At the time, women’s sports were not prevalent, but Bogart began taking tennis lessons and entered tournaments as a pre-teen, she said, in part due to encouragement from her parents.

“Girls were not encouraged to be athletes then, but I was very fortunate. My parents somehow sensed my desire and need to compete,” she said.

However, Bogart experienced a lull in competition during her high school years. Her family moved to Sonoma at the end of her freshman year, and her new high school did not have a varsity girls tennis team.

“I stopped traveling to tennis tournaments and relied on hitting balls on the garage door or the side of a school building,” she said.

By the time Bogart entered college at UC Davis, she witnessed a “time of tremendous change and growth in women’s sports.” Women’s college sports were beginning to receive funding to travel around the state for competitions, among other advancements, and she joined the tennis, basketball, volleyball and field hockey teams at Davis.

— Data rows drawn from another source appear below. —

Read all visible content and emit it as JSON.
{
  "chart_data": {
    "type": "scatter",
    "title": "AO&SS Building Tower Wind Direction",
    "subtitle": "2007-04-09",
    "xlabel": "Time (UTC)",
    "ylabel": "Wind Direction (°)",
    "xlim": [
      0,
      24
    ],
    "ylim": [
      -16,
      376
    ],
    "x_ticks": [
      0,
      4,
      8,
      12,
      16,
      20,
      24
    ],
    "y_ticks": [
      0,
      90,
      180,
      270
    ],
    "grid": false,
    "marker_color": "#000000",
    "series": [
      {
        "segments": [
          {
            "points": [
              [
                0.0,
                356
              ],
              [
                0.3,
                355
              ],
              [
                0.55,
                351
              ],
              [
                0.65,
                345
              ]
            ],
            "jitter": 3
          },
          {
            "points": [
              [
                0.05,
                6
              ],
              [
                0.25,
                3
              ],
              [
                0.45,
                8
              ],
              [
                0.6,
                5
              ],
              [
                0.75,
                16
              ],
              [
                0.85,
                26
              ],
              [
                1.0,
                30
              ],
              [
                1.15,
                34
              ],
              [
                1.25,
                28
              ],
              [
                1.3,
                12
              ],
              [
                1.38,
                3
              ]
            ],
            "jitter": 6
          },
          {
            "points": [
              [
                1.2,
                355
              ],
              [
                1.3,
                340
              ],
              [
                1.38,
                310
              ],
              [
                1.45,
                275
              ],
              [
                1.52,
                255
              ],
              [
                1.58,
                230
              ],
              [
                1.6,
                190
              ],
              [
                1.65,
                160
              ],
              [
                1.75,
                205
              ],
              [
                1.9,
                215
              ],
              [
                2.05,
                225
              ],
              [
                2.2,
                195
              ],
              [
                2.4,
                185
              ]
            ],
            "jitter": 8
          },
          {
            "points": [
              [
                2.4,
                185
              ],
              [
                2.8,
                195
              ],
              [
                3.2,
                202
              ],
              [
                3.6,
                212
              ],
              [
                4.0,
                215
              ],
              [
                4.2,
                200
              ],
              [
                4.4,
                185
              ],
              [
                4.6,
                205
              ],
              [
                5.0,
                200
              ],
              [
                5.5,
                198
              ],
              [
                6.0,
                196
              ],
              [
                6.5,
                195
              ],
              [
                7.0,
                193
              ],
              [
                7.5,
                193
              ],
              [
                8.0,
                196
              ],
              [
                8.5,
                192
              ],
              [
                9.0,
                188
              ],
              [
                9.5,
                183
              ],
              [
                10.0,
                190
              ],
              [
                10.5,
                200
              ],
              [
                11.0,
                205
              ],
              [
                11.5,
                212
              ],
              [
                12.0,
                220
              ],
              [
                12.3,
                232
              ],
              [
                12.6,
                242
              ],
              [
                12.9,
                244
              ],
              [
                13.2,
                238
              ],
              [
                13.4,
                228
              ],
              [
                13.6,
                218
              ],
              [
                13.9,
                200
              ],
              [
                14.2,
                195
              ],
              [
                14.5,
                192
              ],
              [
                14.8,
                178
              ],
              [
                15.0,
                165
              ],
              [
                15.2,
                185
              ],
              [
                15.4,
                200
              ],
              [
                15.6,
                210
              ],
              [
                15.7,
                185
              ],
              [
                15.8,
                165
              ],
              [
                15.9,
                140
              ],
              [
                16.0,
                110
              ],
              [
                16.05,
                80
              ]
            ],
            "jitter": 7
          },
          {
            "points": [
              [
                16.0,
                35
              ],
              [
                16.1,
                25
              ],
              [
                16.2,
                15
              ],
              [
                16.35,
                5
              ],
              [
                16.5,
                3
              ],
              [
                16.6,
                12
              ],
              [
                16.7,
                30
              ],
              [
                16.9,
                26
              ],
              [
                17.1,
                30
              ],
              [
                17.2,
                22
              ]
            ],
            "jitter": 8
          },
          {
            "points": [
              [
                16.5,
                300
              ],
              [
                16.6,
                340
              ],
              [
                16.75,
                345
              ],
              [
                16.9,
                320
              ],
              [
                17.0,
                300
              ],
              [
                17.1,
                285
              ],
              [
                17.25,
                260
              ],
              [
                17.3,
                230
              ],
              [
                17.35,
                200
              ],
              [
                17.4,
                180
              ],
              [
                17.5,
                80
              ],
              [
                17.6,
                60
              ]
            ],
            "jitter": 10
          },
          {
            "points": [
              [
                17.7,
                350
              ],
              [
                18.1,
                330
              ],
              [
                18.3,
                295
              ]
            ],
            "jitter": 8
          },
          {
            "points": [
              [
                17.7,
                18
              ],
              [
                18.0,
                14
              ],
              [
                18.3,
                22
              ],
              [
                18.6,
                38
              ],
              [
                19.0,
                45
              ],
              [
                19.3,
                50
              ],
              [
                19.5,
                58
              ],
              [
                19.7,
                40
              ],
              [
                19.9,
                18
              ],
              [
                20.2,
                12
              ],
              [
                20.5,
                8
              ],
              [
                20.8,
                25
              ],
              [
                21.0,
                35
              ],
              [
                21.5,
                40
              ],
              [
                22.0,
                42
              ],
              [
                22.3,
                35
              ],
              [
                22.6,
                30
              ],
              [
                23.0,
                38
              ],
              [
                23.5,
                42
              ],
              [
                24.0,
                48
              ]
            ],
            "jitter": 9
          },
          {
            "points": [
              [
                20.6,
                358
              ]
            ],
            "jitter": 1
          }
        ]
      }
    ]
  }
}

Although that was before Title IX – a federal law enacted in 1972 that prohibits discrimination on the basis of sex in any education program or activity funded by the government – it “was an exciting time to be an athlete. … I did not have to deal with the pressure of maintaining a scholarship, the importance of winning above all else, or the worry of how much money I would make someday,” Bogart said. “And I was still able to gain many of the lifelong benefits one can receive by competing. … How fortunate I was to compete for the pure love of sport.”

After graduating from Davis in 1966, Bogart continued her passion for sports as she got married and raised a family. In addition to working as a high school physical education teacher, she played in tennis tournaments and took up running and biking.

While Bogart still enjoys competing, she’s unsure about traveling to Edmonton in August for the world championships. She doesn’t like to look that far ahead, she said, because “at my age, I realize it is better to live in the moment – take one day at a time.”